Menuju konten utama

Melindungi Teripang dari Bayang-bayang Kepunahan

Eksploitasi terus menerus terhadap teripang di perairan Indonesia membuat jumlahnya semakin menipis. Namun, ada beberapa wilayah justru menerapkan kearifan lokal untuk melestarikan makhluk laut ini.

Melindungi Teripang dari Bayang-bayang Kepunahan
Ilustrasi teripang. Getty Images/iStockphoto

tirto.id - Selama berabad-abad teripang atau timun laut sudah menjadi komoditi ekspor yang menjanjikan. Bahkan dalam catatan sejarah, para pelaut Makassar pada Abad ke-17 sudah berlayar hingga Benua Australia demi mendapatkan teripang dari para bangsa Aborigin. Di pasar internasional, teripang biasanya diperdagangkan dalam bentuk daging dan kulit kering.

Hingga kini, teripang merupakan salah satu sumber daya hayati laut ekonomis penting dan mempunyai peluang pasar yang luas hingga ekspor. Ekspor teripang dari Indonesia selalu mengalami peningkatan ke beberapa negara tujuan seperti Singapura, Hong Kong, Cina, Korea, Jepang, Amerika Serikat dan beberapa negara Eropa. Di negara tujuan ekspor seperti Cina, pemanfaatan teripang sudah lama dilakukan sejak dinasti Ming. Teripang jadi hidangan istimewa pada perayaan pesta dan hari-hari besar.

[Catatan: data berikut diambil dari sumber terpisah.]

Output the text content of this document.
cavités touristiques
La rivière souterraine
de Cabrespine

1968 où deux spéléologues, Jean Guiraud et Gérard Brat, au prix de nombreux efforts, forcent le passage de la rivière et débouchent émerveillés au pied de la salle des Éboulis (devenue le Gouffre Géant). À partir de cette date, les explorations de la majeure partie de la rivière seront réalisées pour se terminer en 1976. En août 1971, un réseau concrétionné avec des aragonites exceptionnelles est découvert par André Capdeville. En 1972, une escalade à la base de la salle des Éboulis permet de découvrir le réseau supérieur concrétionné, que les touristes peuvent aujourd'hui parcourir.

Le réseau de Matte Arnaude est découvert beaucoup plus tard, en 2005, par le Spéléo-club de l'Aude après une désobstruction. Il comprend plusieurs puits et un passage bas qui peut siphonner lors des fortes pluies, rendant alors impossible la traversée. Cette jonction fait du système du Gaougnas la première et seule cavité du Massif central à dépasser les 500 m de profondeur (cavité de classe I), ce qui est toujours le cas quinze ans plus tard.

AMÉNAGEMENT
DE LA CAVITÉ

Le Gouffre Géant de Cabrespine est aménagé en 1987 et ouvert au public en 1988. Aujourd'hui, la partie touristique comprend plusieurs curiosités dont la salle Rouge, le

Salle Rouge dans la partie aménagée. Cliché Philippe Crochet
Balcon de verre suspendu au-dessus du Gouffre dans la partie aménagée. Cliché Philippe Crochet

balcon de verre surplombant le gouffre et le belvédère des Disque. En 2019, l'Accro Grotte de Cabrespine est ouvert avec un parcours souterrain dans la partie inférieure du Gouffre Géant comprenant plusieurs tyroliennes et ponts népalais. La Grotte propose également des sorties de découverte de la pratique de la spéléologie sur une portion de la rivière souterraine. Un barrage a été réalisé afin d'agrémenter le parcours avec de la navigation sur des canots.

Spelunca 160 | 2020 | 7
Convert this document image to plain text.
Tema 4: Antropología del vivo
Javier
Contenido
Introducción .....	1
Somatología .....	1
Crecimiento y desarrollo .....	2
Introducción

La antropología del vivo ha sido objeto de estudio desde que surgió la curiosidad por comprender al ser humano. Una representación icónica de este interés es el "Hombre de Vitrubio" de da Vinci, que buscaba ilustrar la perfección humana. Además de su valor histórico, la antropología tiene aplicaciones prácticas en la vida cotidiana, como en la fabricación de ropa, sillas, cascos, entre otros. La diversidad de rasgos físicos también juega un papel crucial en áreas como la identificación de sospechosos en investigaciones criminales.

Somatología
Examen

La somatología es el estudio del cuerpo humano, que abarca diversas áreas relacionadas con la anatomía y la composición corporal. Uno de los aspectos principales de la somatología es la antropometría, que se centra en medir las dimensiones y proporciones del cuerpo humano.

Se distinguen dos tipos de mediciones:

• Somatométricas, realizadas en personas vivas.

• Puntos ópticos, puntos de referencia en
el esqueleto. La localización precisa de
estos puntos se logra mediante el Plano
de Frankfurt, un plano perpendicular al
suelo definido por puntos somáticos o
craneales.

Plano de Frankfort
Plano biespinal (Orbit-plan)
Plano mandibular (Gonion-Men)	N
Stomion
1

Selain itu, teripang juga mempunyai khasiat pengobatan untuk beberapa penyakit. Secara medis, tubuh dan kulit teripang jenis Stichopus japonicus juga diketahui berkhasiat menyembuhkan penyakit ginjal, paru-paru basah, anemia, antiinflamasi, dan mencegah arteriosklerosis serta penuaan jaringan tubuh. Teripang punya kadar protein tinggi dan mengandung asam lemak tak jenuh yang penting untuk kesehatan jantung. Di Indonesia, pemanfaatan teripang juga sudah lama digunakan sebagai bahan pangan yang bernilai gizi tinggi dan lezat.

Tak mengherankan teripang jadi buruan meski tak mudah mendapatkannya karena para pemburu harus menyelam. Teripang hidup di ekosistem terumbu karang sampai dengan kedalaman 40 meter. Jenis teripang yang bernilai ekonomis tinggi berada di kedalaman 5 sampai 30 meter. Sementara teripang yang bernilai ekonomis sedang dan rendah menempati area perairan dengan kedalaman kurang dari 2 meter.

Umumnya teripang menyukai dasar laut berpasir halus yang banyak ditumbuhi tanaman pelindung seperti lamun dan sejenisnya, serta bebas dari hempasan ombak. Biasanya teripang muncul pada malam hari pada permukaan dasar perairan di waktu menjelang pasang untuk mencari makan di perairan.

Perairan Indonesia yang kaya terumbu karang jadi tempat yang cocok untuk teripang, antara lain di Madura, Bali, Lombok, Aceh, Bengkulu, Bangka, Riau dan sekitarnya. Daerah lain seperti Belitung, Kalimantan Barat, Kalimantan Timur, Kalimantan Selatan, Sulawesi, Maluku, Papua, Timor, NTT, NTB, Kepulauan Seribu, Rembang, serta Laut Jawa juga menyimpan teripang dengan beragam jenis. Di Indonesia terdapat 350 jenis timun laut dan 54 jenis di antaranya diperdagangkan.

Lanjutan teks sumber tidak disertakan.